Create a arachni waf evasion plugin now that you already have a WAF fingerprinting plugin. It should focus on the most common WAF: modsecurity, F5, Imperva, etc.
Same thing as for Issue #46, it would be cool but Arachni is a web app scanner not a WAF scanner.
So, I'm leaving this open indefinitely.
Any scan results that have been obtained while the webapp sits behind a WAF will be inaccurate, at best, which conflicts with the aim of the project.
If anyone wants to contribute such a feature-set it will be more than welcomed, in the meantime my focus stays put.

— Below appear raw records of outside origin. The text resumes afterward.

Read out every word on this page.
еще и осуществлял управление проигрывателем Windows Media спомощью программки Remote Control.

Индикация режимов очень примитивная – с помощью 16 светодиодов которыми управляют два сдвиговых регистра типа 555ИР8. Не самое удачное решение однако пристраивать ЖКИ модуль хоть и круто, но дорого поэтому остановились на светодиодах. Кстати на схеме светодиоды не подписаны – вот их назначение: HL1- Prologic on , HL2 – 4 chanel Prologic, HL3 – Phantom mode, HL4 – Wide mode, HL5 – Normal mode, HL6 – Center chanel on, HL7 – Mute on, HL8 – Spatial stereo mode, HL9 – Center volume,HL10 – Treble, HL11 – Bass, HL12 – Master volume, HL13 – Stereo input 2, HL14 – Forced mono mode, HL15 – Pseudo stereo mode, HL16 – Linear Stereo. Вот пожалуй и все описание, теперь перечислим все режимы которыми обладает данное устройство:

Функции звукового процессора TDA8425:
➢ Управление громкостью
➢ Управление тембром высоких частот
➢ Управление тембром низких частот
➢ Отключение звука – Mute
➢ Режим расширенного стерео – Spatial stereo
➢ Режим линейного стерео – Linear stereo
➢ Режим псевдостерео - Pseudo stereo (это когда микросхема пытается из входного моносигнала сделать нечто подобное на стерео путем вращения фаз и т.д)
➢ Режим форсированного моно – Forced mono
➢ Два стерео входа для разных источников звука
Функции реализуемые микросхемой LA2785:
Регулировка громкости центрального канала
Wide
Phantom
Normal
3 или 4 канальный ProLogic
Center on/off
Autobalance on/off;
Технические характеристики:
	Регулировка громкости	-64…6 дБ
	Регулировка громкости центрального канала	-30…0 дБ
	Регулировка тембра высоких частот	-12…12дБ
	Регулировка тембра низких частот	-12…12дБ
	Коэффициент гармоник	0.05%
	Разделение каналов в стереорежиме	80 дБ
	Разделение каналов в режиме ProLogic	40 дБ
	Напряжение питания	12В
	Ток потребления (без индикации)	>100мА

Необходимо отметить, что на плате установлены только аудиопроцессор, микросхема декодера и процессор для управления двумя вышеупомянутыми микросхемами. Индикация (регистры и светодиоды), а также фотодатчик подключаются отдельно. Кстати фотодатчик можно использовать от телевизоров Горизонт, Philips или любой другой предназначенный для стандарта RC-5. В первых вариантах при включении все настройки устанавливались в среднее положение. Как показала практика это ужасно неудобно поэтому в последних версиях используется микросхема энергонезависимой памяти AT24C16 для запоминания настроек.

maybe we could do some URL obfuscation modules, like double encoding, etc.
I could add the necessary hooks to the HTTP interface to make it easier for anyone who wants to implement something like that but I'm afraid that I'll have to stand by my last reply.
Obviously, anyone that who wants to develop that sort of plug-in will be having my full support but I can't spend time developing it myself.
I'll update this issue when I add the hook and a demo plug-in to show how it could work.
I can do it, since i wrote already a url obfuscation tool in ruby to help with some WAF evaluation.. should i do a pull request for this new plugin?
Sure, I'll be pushing the stuff I mentioned in a while to give you an idea of how to intercept framework requests.
demonstrates how to intercept HTTP requests and schedule a plugin to …
…be run before all else [#44]
ok it is enough to implement some evasive techniques. Maybe we can talk about how to present the configuration options on the web/cli interface (like which kind of evasive technique the user want to use) or should it be boolean and for every single request when its enabled, we just try all evasive options that we implement?
The Options have been lifted from Metasploit so if you've worked with it they should be familiar.
See for example: https://github.com/Zapotek/arachni/blob/experimental/plugins/vector_feed.rb#L217
These are the available options: https://github.com/Zapotek/arachni/blob/experimental/lib/arachni/component_options.rb
Also, you can add obf sub-components for your plug-in, i.e. make your plug-in modular.
If that interests you I can write up a demo for that as well, it's really simple.
ok. I will first get it done then we talk about it again
I'm guessing that the origin of the HTTP request would also be helpful to you (i.e. which component queued it) so if/when you need it let me know, it shouldn't be hard to implement.
yup. Your demo plugin is enough. I just have to clean up a backlog before (day job)
hi, I did implement three obfuscation methods, two url encoding and one about http pipeline. The main question is: what we want to test? How I do today. I get a WAF, i do configure a rule that I know that will be bocked and the I obfuscate it and try to evade the WAF. The point is, how should we do it here? See if we've got different responses for obfuscate GET and for normal GETs? any IDEA?
Add your spec in:
Add your test server (which I'm guessing would have to emulate the WAF rules you're trying to evade) in:
These folders don't exist atm because I haven't yet made it to the plugin specs.
Look around in the specs a bit to see how spec/server relationships work, it should be easy to grasp.
Let me know if you need any help.
Since I'm not particularly fond of this feature and no contribution was made by a 3rd party, closing this for good.